Mark Churchill said...

Okay, Patrick, since you asked (or at least anticipated)...

The migration of large numbers of falcons, and in particular peregrines, along Assateague and other barrier islands first came to light in 1938. Falconers, beginning with Al Nye and others from the DC area, began trapping there the following year. The dig-in or "headset" method is much as you describe, although the bushel baskets employed were more typically used for blue crabs than apples. The bow net, however, although occasionaly employed as an alternate technique, was not usually a part of the dig-in. The trapper buried in the sand would instead simply bare-hand the peregrine by the legs while it fed on the pigeon.

The dig-in technique was eventually eclipsed by the harnessed pigeon method, introduced to Assateague by Brian McDonald. A pigeon wearing a specially-designed jacket bearing monofilament nooses and attached to a light line would be tossed out, taken by the peregrine, and eventually snare the feeding falcon in the nooses. This method is still used by falcon researchers at Assateague and other migration hotspots.

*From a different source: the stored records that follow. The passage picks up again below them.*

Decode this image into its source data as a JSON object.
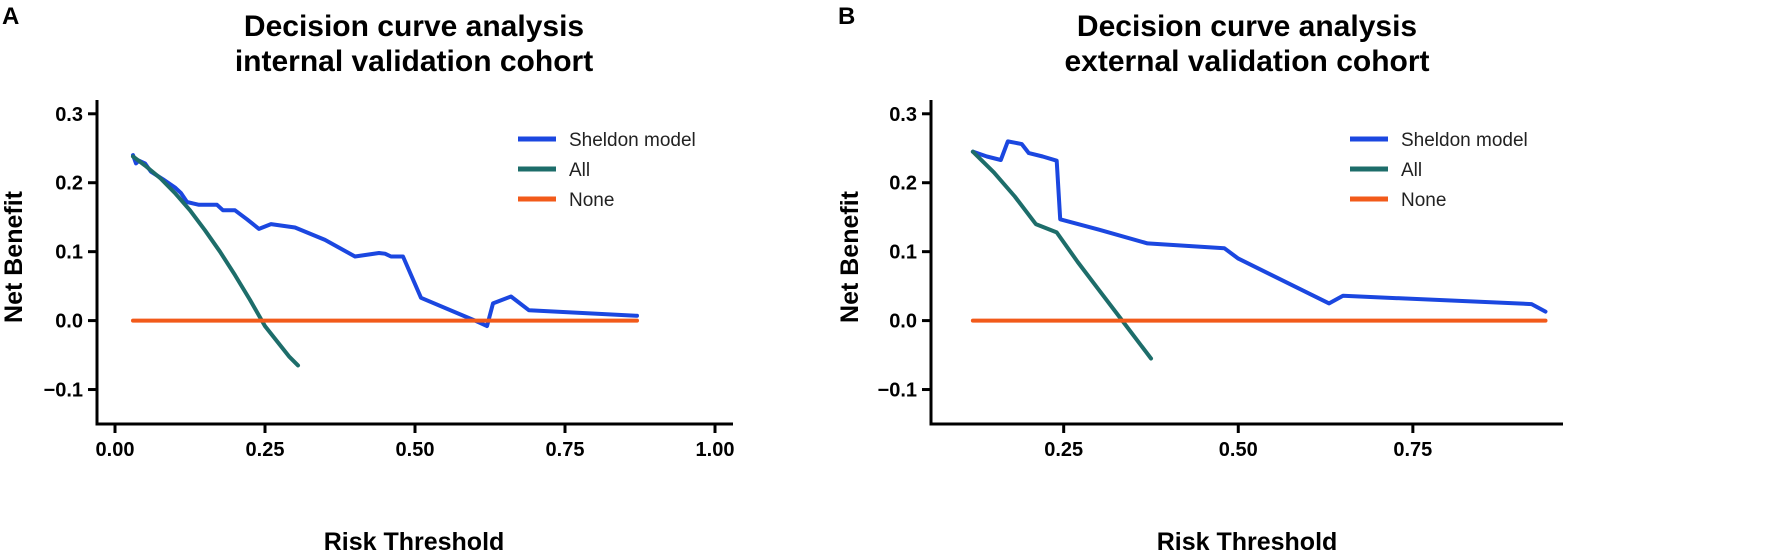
{
  "panel_labels": [
    "A",
    "B"
  ],
  "colors": {
    "model": "#1b47e0",
    "all": "#1d6d6a",
    "none": "#f25a1a",
    "axis": "#000000"
  },
  "chart_data": [
    {
      "type": "line",
      "title_lines": [
        "Decision curve analysis",
        "internal validation cohort"
      ],
      "xlabel": "Risk Threshold",
      "ylabel": "Net Benefit",
      "xlim": [
        -0.03,
        1.03
      ],
      "ylim": [
        -0.15,
        0.32
      ],
      "xticks": [
        0.0,
        0.25,
        0.5,
        0.75,
        1.0
      ],
      "xtick_labels": [
        "0.00",
        "0.25",
        "0.50",
        "0.75",
        "1.00"
      ],
      "yticks": [
        -0.1,
        0.0,
        0.1,
        0.2,
        0.3
      ],
      "ytick_labels": [
        "−0.1",
        "0.0",
        "0.1",
        "0.2",
        "0.3"
      ],
      "series": [
        {
          "name": "Sheldon model",
          "color_key": "model",
          "x": [
            0.03,
            0.035,
            0.04,
            0.05,
            0.055,
            0.06,
            0.08,
            0.1,
            0.11,
            0.12,
            0.13,
            0.14,
            0.15,
            0.17,
            0.18,
            0.2,
            0.22,
            0.24,
            0.26,
            0.3,
            0.35,
            0.4,
            0.44,
            0.45,
            0.46,
            0.48,
            0.51,
            0.6,
            0.62,
            0.63,
            0.66,
            0.69,
            0.87
          ],
          "y": [
            0.24,
            0.228,
            0.232,
            0.228,
            0.222,
            0.216,
            0.205,
            0.193,
            0.185,
            0.172,
            0.17,
            0.168,
            0.168,
            0.168,
            0.16,
            0.16,
            0.147,
            0.133,
            0.14,
            0.135,
            0.117,
            0.093,
            0.098,
            0.097,
            0.093,
            0.093,
            0.033,
            0.0,
            -0.008,
            0.025,
            0.035,
            0.015,
            0.007
          ]
        },
        {
          "name": "All",
          "color_key": "all",
          "x": [
            0.03,
            0.05,
            0.075,
            0.1,
            0.125,
            0.15,
            0.175,
            0.2,
            0.225,
            0.25,
            0.27,
            0.29,
            0.305
          ],
          "y": [
            0.238,
            0.225,
            0.207,
            0.185,
            0.16,
            0.131,
            0.1,
            0.066,
            0.03,
            -0.008,
            -0.03,
            -0.052,
            -0.065
          ]
        },
        {
          "name": "None",
          "color_key": "none",
          "x": [
            0.03,
            0.87
          ],
          "y": [
            0.0,
            0.0
          ]
        }
      ],
      "legend": [
        "Sheldon model",
        "All",
        "None"
      ],
      "legend_position": "top-right"
    },
    {
      "type": "line",
      "title_lines": [
        "Decision curve analysis",
        "external validation cohort"
      ],
      "xlabel": "Risk Threshold",
      "ylabel": "Net Benefit",
      "xlim": [
        0.06,
        0.965
      ],
      "ylim": [
        -0.15,
        0.32
      ],
      "xticks": [
        0.25,
        0.5,
        0.75
      ],
      "xtick_labels": [
        "0.25",
        "0.50",
        "0.75"
      ],
      "yticks": [
        -0.1,
        0.0,
        0.1,
        0.2,
        0.3
      ],
      "ytick_labels": [
        "−0.1",
        "0.0",
        "0.1",
        "0.2",
        "0.3"
      ],
      "series": [
        {
          "name": "Sheldon model",
          "color_key": "model",
          "x": [
            0.12,
            0.14,
            0.16,
            0.17,
            0.18,
            0.19,
            0.2,
            0.22,
            0.24,
            0.245,
            0.3,
            0.37,
            0.48,
            0.5,
            0.63,
            0.65,
            0.92,
            0.94
          ],
          "y": [
            0.245,
            0.238,
            0.233,
            0.26,
            0.258,
            0.256,
            0.243,
            0.238,
            0.232,
            0.147,
            0.132,
            0.112,
            0.105,
            0.09,
            0.025,
            0.036,
            0.024,
            0.013
          ]
        },
        {
          "name": "All",
          "color_key": "all",
          "x": [
            0.12,
            0.15,
            0.18,
            0.21,
            0.24,
            0.27,
            0.3,
            0.33,
            0.36,
            0.375
          ],
          "y": [
            0.245,
            0.215,
            0.18,
            0.14,
            0.128,
            0.085,
            0.045,
            0.005,
            -0.035,
            -0.055
          ]
        },
        {
          "name": "None",
          "color_key": "none",
          "x": [
            0.12,
            0.94
          ],
          "y": [
            0.0,
            0.0
          ]
        }
      ],
      "legend": [
        "Sheldon model",
        "All",
        "None"
      ],
      "legend_position": "top-right"
    }
  ]
}
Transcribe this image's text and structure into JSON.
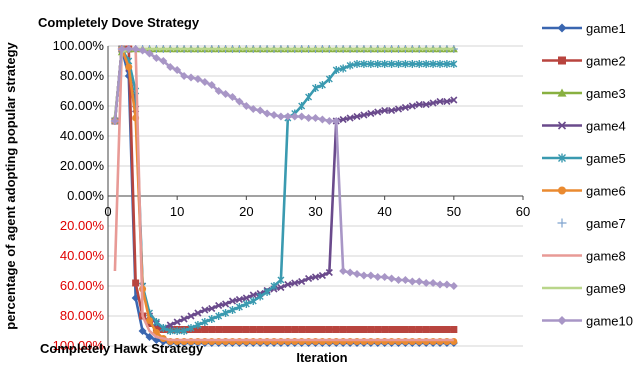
{
  "chart_data": {
    "type": "line",
    "title_top": "Completely Dove Strategy",
    "title_bottom": "Completely Hawk Strategy",
    "xlabel": "Iteration",
    "ylabel": "percentage of agent adopting  popular strategy",
    "xlim": [
      0,
      60
    ],
    "ylim": [
      -100,
      100
    ],
    "x_ticks": [
      0,
      10,
      20,
      30,
      40,
      50,
      60
    ],
    "y_ticks": [
      100,
      80,
      60,
      40,
      20,
      0,
      -20,
      -40,
      -60,
      -80,
      -100
    ],
    "y_tick_labels": [
      "100.00%",
      "80.00%",
      "60.00%",
      "40.00%",
      "20.00%",
      "0.00%",
      "20.00%",
      "40.00%",
      "60.00%",
      "80.00%",
      "100.00%"
    ],
    "negative_tick_color": "#e00000",
    "grid": "horizontal",
    "legend_position": "right",
    "x": [
      1,
      2,
      3,
      4,
      5,
      6,
      7,
      8,
      9,
      10,
      11,
      12,
      13,
      14,
      15,
      16,
      17,
      18,
      19,
      20,
      21,
      22,
      23,
      24,
      25,
      26,
      27,
      28,
      29,
      30,
      31,
      32,
      33,
      34,
      35,
      36,
      37,
      38,
      39,
      40,
      41,
      42,
      43,
      44,
      45,
      46,
      47,
      48,
      49,
      50
    ],
    "series": [
      {
        "name": "game1",
        "color": "#3a66b0",
        "marker": "diamond",
        "values": [
          50,
          98,
          80,
          -68,
          -90,
          -94,
          -96,
          -97,
          -98,
          -98,
          -98,
          -98,
          -98,
          -98,
          -98,
          -98,
          -98,
          -98,
          -98,
          -98,
          -98,
          -98,
          -98,
          -98,
          -98,
          -98,
          -98,
          -98,
          -98,
          -98,
          -98,
          -98,
          -98,
          -98,
          -98,
          -98,
          -98,
          -98,
          -98,
          -98,
          -98,
          -98,
          -98,
          -98,
          -98,
          -98,
          -98,
          -98,
          -98,
          -98
        ]
      },
      {
        "name": "game2",
        "color": "#b8443e",
        "marker": "square",
        "values": [
          50,
          98,
          98,
          -58,
          -80,
          -85,
          -88,
          -89,
          -89,
          -89,
          -89,
          -89,
          -89,
          -89,
          -89,
          -89,
          -89,
          -89,
          -89,
          -89,
          -89,
          -89,
          -89,
          -89,
          -89,
          -89,
          -89,
          -89,
          -89,
          -89,
          -89,
          -89,
          -89,
          -89,
          -89,
          -89,
          -89,
          -89,
          -89,
          -89,
          -89,
          -89,
          -89,
          -89,
          -89,
          -89,
          -89,
          -89,
          -89,
          -89
        ]
      },
      {
        "name": "game3",
        "color": "#88b040",
        "marker": "triangle",
        "values": [
          52,
          96,
          98,
          98,
          98,
          98,
          98,
          98,
          98,
          98,
          98,
          98,
          98,
          98,
          98,
          98,
          98,
          98,
          98,
          98,
          98,
          98,
          98,
          98,
          98,
          98,
          98,
          98,
          98,
          98,
          98,
          98,
          98,
          98,
          98,
          98,
          98,
          98,
          98,
          98,
          98,
          98,
          98,
          98,
          98,
          98,
          98,
          98,
          98,
          98
        ]
      },
      {
        "name": "game4",
        "color": "#6a4a8c",
        "marker": "x",
        "values": [
          50,
          98,
          85,
          58,
          -60,
          -80,
          -85,
          -88,
          -86,
          -84,
          -82,
          -80,
          -78,
          -76,
          -75,
          -73,
          -72,
          -70,
          -69,
          -68,
          -66,
          -65,
          -63,
          -62,
          -61,
          -59,
          -58,
          -57,
          -55,
          -54,
          -53,
          -51,
          50,
          51,
          52,
          53,
          54,
          55,
          56,
          57,
          57,
          58,
          59,
          60,
          61,
          61,
          62,
          63,
          63,
          64
        ]
      },
      {
        "name": "game5",
        "color": "#3a9ab0",
        "marker": "asterisk",
        "values": [
          50,
          98,
          90,
          70,
          -60,
          -78,
          -84,
          -88,
          -90,
          -90,
          -90,
          -88,
          -86,
          -84,
          -82,
          -80,
          -78,
          -76,
          -74,
          -72,
          -70,
          -67,
          -64,
          -60,
          -56,
          52,
          55,
          60,
          66,
          72,
          74,
          78,
          84,
          85,
          87,
          88,
          88,
          88,
          88,
          88,
          88,
          88,
          88,
          88,
          88,
          88,
          88,
          88,
          88,
          88
        ]
      },
      {
        "name": "game6",
        "color": "#ea8a30",
        "marker": "circle",
        "values": [
          50,
          98,
          86,
          52,
          -62,
          -83,
          -91,
          -95,
          -97,
          -97,
          -97,
          -97,
          -97,
          -97,
          -97,
          -97,
          -97,
          -97,
          -97,
          -97,
          -97,
          -97,
          -97,
          -97,
          -97,
          -97,
          -97,
          -97,
          -97,
          -97,
          -97,
          -97,
          -97,
          -97,
          -97,
          -97,
          -97,
          -97,
          -97,
          -97,
          -97,
          -97,
          -97,
          -97,
          -97,
          -97,
          -97,
          -97,
          -97,
          -97
        ]
      },
      {
        "name": "game7",
        "color": "#7fa3cf",
        "marker": "plus",
        "values": [
          50,
          98,
          98,
          98,
          98,
          98,
          98,
          98,
          98,
          98,
          98,
          98,
          98,
          98,
          98,
          98,
          98,
          98,
          98,
          98,
          98,
          98,
          98,
          98,
          98,
          98,
          98,
          98,
          98,
          98,
          98,
          98,
          98,
          98,
          98,
          98,
          98,
          98,
          98,
          98,
          98,
          98,
          98,
          98,
          98,
          98,
          98,
          98,
          98,
          98
        ]
      },
      {
        "name": "game8",
        "color": "#e89a96",
        "marker": "none",
        "values": [
          -50,
          98,
          98,
          98,
          -80,
          -90,
          -94,
          -95,
          -96,
          -96,
          -96,
          -96,
          -96,
          -96,
          -96,
          -96,
          -96,
          -96,
          -96,
          -96,
          -96,
          -96,
          -96,
          -96,
          -96,
          -96,
          -96,
          -96,
          -96,
          -96,
          -96,
          -96,
          -96,
          -96,
          -96,
          -96,
          -96,
          -96,
          -96,
          -96,
          -96,
          -96,
          -96,
          -96,
          -96,
          -96,
          -96,
          -96,
          -96,
          -96
        ]
      },
      {
        "name": "game9",
        "color": "#b9d68a",
        "marker": "none",
        "values": [
          52,
          96,
          98,
          98,
          98,
          98,
          98,
          98,
          98,
          98,
          98,
          98,
          98,
          98,
          98,
          98,
          98,
          98,
          98,
          98,
          98,
          98,
          98,
          98,
          98,
          98,
          98,
          98,
          98,
          98,
          98,
          98,
          98,
          98,
          98,
          98,
          98,
          98,
          98,
          98,
          98,
          98,
          98,
          98,
          98,
          98,
          98,
          98,
          98,
          98
        ]
      },
      {
        "name": "game10",
        "color": "#a896c6",
        "marker": "diamond",
        "values": [
          50,
          98,
          98,
          98,
          97,
          95,
          92,
          90,
          86,
          84,
          80,
          79,
          78,
          76,
          74,
          70,
          68,
          66,
          63,
          60,
          58,
          57,
          55,
          54,
          53,
          53,
          53,
          53,
          52,
          52,
          51,
          50,
          50,
          -50,
          -51,
          -52,
          -53,
          -53,
          -54,
          -54,
          -55,
          -56,
          -56,
          -57,
          -57,
          -58,
          -58,
          -59,
          -59,
          -60
        ]
      }
    ]
  }
}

Incidentally, the Assateague falcon-trappers were the first to realize that the "beach birds" were a separate subspecies of peregrine from the more familiar "rock peregrines" (Falco peregrinus anatum) that nested on cliffs in the eastern U.S. The paler "beach birds" were eventually described as F. p. tundrius; their nesting grounds are in the Arctic.

PBurns said...

Exellent Mark -- thanks for this. I recall being told folks used to be woried about getting run over by other jeeps when they had those bushel baskets over their head. What a way to go!

P

Mark Churchill said...

Funny you should mention that... In his new book Falcon Fever, Tim Gallagher recounts an episode from his California boyhood in which he inadvertently happens upon (and spoils) a dig-in by two of his friends trying to catch a kestrel. Instead of a bushel basket, the headset was a cardboard box. "Hey, you should thank us," notes another friend. "A box on the shoulder of the road is just the kind of thing people like to hit with a car. If I had a car, I would've run you over."